When using headless Chromium (or any headless browser) for web scraping, it's common for websites to employ detection techniques to block or serve different content to automated scripts. To prevent detection, you can take several steps that make your headless browser appear more like a regular user's browser.
Here are some strategies to prevent detection of headless Chromium:
1. Use User-Agent String
Change the default user-agent string to a common user-agent of a popular browser. Some sites check the user-agent string to determine if the visitor is using a headless browser.
# Python example with Selenium
from selenium import webdriver
from selenium.webdriver.chrome.options import Options
options = Options()
options.headless = True
options.add_argument("window-size=1920,1080")
options.add_argument("user-agent=Mozilla/5.0 (Windows NT 10.0; Win64; x64) AppleWebKit/537.36 (KHTML, like Gecko) Chrome/88.0.4324.150 Safari/537.36")
driver = webdriver.Chrome(options=options)
driver.get("http://example.com")
2. Modify Webdriver Properties
Websites can check for certain properties that are true for headless browsers (e.g., navigator.webdriver
being true
).

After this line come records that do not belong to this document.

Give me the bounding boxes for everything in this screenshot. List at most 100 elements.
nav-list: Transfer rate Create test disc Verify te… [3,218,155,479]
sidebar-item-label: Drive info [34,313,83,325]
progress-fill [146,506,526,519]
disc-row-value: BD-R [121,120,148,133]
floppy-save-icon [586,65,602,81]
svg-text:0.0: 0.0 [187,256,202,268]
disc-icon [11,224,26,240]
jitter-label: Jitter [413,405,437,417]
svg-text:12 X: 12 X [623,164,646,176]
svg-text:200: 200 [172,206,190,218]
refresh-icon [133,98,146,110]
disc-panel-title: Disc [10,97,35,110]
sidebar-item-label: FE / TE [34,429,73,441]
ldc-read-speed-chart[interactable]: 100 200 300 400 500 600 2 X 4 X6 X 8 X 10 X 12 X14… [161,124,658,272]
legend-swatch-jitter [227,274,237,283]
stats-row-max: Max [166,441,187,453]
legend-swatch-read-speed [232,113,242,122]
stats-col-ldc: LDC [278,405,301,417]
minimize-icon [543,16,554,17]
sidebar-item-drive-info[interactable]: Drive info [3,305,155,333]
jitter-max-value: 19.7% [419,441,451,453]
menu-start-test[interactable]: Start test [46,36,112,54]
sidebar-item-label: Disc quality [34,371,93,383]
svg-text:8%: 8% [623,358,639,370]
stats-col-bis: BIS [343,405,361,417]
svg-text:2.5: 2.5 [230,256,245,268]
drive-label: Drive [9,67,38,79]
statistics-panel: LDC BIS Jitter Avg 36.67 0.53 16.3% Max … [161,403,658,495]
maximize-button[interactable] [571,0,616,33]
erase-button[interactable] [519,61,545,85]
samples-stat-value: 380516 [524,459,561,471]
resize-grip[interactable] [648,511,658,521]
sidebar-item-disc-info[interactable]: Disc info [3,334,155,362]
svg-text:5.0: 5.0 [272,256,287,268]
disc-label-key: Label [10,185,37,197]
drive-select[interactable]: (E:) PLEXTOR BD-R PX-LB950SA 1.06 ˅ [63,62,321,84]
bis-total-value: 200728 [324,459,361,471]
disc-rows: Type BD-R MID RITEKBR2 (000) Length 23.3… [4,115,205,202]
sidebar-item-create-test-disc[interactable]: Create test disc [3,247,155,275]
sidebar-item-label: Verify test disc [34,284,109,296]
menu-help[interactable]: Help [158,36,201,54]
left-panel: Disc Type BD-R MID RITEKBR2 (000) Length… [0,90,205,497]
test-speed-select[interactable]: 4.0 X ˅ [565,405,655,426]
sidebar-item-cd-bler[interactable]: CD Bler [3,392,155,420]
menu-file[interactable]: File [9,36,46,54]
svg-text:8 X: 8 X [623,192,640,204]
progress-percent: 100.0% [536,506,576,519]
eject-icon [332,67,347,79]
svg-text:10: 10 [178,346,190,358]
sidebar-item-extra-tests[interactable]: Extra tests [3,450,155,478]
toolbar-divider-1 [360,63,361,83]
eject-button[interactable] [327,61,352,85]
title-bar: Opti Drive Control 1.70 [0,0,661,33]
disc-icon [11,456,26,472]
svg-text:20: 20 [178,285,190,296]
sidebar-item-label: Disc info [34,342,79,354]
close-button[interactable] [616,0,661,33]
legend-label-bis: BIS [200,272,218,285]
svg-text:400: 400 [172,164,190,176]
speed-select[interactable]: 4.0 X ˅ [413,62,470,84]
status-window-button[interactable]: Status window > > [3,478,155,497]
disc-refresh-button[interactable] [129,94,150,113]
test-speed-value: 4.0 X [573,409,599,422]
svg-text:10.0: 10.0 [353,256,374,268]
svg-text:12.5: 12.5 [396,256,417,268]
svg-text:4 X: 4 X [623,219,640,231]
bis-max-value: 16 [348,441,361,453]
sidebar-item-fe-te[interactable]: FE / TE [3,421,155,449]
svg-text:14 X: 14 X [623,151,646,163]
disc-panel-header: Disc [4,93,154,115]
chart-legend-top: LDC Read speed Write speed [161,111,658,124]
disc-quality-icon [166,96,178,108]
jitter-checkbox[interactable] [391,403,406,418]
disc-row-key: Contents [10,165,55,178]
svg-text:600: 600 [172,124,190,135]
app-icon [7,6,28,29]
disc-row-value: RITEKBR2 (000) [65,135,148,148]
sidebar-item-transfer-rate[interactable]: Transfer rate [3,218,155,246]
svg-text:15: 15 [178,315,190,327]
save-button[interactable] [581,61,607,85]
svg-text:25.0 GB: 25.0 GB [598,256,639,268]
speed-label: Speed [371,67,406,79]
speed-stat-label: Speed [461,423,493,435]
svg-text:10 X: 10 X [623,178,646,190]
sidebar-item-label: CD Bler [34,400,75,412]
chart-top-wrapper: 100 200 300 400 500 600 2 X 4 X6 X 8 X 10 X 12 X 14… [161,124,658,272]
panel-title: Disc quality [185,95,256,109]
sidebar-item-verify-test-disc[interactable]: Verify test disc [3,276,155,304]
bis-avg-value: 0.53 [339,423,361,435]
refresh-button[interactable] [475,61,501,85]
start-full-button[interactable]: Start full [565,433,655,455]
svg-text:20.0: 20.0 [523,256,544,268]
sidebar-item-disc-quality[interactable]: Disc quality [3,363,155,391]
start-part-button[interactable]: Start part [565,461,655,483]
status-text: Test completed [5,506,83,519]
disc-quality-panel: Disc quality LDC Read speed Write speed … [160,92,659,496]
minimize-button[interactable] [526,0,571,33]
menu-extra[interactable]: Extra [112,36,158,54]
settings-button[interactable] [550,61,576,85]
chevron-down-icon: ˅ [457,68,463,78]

You can use JavaScript to modify these properties.
// JavaScript to inject using Selenium or Puppeteer to modify navigator.webdriver
Object.defineProperty(navigator, 'webdriver', {
get: () => false,
});
3. Use Browser Extensions
Some browser extensions can help in masking the fact that you're using a headless browser by modifying the behavior and fingerprint of the browser.
# Python example with Selenium
options.add_extension('path/to/extension.crx')
4. Mimic Human Interaction
Websites may look for typical human interactions such as mouse movements and clicks. You can use browser automation tools to simulate these actions.
# Python example with Selenium
from selenium.webdriver.common.action_chains import ActionChains
actions = ActionChains(driver)
actions.move_to_element(some_element).perform()
5. Avoid Quick and Regular Intervals
Automated scripts often access pages at regular intervals and without delays, which is a strong signal for bot activity. Introduce randomness in your scraping patterns.
import time
import random
time.sleep(random.uniform(1, 5))
6. Rotate IPs and Use Proxies
Using a single IP address for a large number of requests can flag your activity as suspicious. Use a pool of proxies and rotate them to distribute the requests.
# Python example with requests and proxies
import requests
proxies = {
'http': 'http://your.proxy:port',
'https': 'http://your.proxy:port',
}
response = requests.get("http://example.com", proxies=proxies)
7. Use --disable-blink-features Automation Control
Disabling automation control features can prevent some methods of detection.
chromium-browser --headless --disable-blink-features=AutomationControlled
8. Use Stealth Plugins
For Puppeteer (a Node library which provides a high-level API to control headless Chrome), there's a stealth plugin available that applies various evasion techniques.
// JavaScript example with Puppeteer
const puppeteer = require('puppeteer-extra');
const StealthPlugin = require('puppeteer-extra-plugin-stealth');
puppeteer.use(StealthPlugin());
(async () => {
const browser = await puppeteer.launch({ headless: true });
const page = await browser.newPage();
await page.goto('https://example.com');
// ... your scraping code ...
await browser.close();
})();
9. Randomize Browser Window Size
Some websites look at the window size to detect headless browsers, which often have off-screen sizes.
# Python example with Selenium
options.add_argument("window-size=1280,720")
Conclusion
Even with these techniques, there's no guarantee that you can avoid detection indefinitely as websites continuously improve their bot detection mechanisms. Always ensure that your web scraping activities comply with the website's terms of service and legal regulations. If you're scraping at a large scale, it may be more practical to use a web scraping service that handles these concerns for you.